At this same center I applied myself methodically to what therapy was provided and pled for homework my clinicians could never find the time to give me; it was my attempt to individualize my treatment because the center failed to live up to its promise it would do so, when I asked them pointedly about this, prior to admission.
Researchers and eating disorder advocacy groups have been increasingly attempting to spread awareness that anorexia and bulimia are not merely superficial disorders which mostly afflict teenagers struggling with dysfunctional families or the pressures that come with adolescence. There is no age limit to eating disorders, as Dr.

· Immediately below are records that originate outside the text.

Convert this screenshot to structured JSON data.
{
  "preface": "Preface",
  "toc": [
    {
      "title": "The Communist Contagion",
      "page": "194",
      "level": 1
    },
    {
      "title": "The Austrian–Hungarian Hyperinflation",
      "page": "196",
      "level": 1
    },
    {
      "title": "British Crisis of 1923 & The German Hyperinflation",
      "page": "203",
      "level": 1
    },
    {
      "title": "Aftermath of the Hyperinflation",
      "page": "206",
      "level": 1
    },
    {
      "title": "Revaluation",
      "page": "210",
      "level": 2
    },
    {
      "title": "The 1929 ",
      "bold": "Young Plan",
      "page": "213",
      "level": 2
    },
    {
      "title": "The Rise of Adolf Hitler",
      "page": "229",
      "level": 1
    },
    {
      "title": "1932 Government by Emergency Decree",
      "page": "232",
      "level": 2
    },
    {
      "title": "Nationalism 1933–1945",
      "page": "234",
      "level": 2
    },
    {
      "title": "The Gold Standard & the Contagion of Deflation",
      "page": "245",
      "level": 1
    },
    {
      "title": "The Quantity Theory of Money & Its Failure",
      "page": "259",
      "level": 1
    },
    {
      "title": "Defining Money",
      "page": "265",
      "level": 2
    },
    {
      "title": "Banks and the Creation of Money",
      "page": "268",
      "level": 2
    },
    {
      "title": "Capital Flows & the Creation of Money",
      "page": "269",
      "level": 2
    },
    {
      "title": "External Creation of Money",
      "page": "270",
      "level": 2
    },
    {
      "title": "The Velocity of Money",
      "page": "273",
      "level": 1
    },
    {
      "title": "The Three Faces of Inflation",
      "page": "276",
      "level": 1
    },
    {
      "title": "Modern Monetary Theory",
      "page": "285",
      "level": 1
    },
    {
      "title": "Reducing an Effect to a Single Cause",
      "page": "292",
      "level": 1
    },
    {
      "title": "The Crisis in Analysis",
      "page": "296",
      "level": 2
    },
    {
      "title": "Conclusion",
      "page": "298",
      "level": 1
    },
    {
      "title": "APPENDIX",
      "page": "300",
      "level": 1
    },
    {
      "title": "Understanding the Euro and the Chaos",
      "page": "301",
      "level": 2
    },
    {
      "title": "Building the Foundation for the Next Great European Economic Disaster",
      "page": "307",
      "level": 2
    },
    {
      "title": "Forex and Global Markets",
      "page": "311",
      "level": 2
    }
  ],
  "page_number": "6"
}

Cynthia Bulik – director of the University of North Carolina at Chapel Hill’s eating disorders program, and a leading researcher in the field – puts it. Recent studies have shown that women ages 35 and over are being increasingly admitted to treatment programs for long-term battles with eating disorders. A landmark, 2012 study published in the International Journal of Eating Disorders also showed that 13 percent of women 50 and over displayed eating disorder symptoms, more than 70 percent reported they were trying to lose weight, and 62 percent felt their body dissatisfaction was negatively impacting their life[i].
About one-third of women who develop anorexia never achieve full recovery; and once they get past 15 years of struggling with the disorder, the most likely outcome is continuing, severe and chronic anorexia, or death[ii].
The media is starting to pay attention to this issue, at least a bit – such as in a 2012 Oprah Magazine story[iii]. But what nobody is paying attention to is how poorly women my age and older are being treated.
If you look at where the nation’s most prominent, residential programs and nonprofit advocacy groups – the National Eating Disorders Association (NEDA) being one of the biggest players – are directing their lobbying and advertising efforts, what do you find? They’re trying to get various state and federal legislatures to pass laws requiring insurance plans cover residential treatment for all age groups, and they’re waging expensive outreach campaigns proclaiming residential treatment as the gold-standard approach for women of all ages with anorexia. This, despite the fact that, current evidence is showing the treatment occurring at these programs – designed and geared, years ago, for mostly-adolescent populations – simply doesn’t work for older women.What current evidence does say is that outpatient care should be considered the first line of treatment for anorexia in both adolescents and adults, unless a person is acutely medically unstable, at a dangerously low weight, or unable to initiate change in an outpatient setting[iv].
We go to these centers, we relapse following discharge – and yet, we’re told to return again.